Abstract

Purpose: To evaluate the temporal accuracy of a self-consistent nonlinear inverse reconstruction method (NLINV) for real-time MRI using highly undersampled radial gradient-echo sequences and to present an open source framework for the motion assessment of real-time MRI methods. Methods: Serial image reconstructions by NLINV combine a joint estimation of individual frames and corresponding coil sensitivities with temporal regularization to a preceding frame. The temporal fidelity of the method was determined with a phantom consisting of water-filled tubes rotating at defined angular velocity. The conditions tested correspond to real-time cardiac MRI using SSFP contrast at 1.5 T (40 ms resolution) and T1 contrast at 3.0 T (33 ms and 18 ms resolution). In addition, the performance of a post-processing temporal median filter was evaluated. Results: NLINV reconstructions without temporal filtering yield accurate estimations as long as the speed of a small moving object corresponds to a spatial displacement during the acquisition of a single frame which is smaller than the object itself. Faster movements may lead to geometric distortions. For small objects moving at high velocity, a median filter may severely compromise the spatiotemporal accuracy.
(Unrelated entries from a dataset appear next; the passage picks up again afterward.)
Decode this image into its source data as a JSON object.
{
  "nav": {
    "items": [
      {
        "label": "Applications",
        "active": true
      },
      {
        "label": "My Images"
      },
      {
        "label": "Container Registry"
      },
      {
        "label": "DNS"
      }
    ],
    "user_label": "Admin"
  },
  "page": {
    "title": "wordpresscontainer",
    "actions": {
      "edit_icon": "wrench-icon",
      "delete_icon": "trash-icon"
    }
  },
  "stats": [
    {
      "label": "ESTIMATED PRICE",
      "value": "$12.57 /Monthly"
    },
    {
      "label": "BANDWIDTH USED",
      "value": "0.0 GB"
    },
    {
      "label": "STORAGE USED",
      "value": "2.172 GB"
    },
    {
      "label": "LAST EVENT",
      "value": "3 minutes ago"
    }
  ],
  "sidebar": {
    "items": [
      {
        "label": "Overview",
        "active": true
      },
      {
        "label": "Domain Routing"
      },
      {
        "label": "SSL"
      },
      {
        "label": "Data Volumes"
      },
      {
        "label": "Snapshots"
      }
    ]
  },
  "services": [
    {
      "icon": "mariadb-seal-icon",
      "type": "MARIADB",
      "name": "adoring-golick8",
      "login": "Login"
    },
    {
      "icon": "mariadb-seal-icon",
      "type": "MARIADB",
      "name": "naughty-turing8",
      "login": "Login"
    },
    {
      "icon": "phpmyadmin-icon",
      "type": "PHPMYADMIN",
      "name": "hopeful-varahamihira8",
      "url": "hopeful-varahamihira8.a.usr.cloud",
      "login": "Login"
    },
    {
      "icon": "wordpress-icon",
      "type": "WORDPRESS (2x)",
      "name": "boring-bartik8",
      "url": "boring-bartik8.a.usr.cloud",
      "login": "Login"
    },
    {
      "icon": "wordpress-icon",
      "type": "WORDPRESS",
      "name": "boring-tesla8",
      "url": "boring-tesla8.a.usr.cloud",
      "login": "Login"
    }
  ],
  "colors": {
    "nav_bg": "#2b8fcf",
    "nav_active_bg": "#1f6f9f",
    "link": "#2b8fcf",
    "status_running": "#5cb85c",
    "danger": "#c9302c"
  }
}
Conclusion: NLINV reconstructions offer excellent temporal fidelity as long as the image acquisition time is short enough to adequately sample (“freeze”) the object movement. Temporal filtering should be applied with caution. The motion framework emerges as a valuable tool for the evaluation of real-time MRI methods.

Highlights

  • While conventional magnetic resonance images represent direct reconstructions of the acquired data by inverse Fourier transformation, iterative reconstruction techniques only result in optimized estimations of the true spin-density distribution of an object

  • The results were obtained at 1.5 T using 40 ms temporal resolution (SSFP contrast) as well as at 3.0 T using 33 and 18 ms resolution (T1 contrast)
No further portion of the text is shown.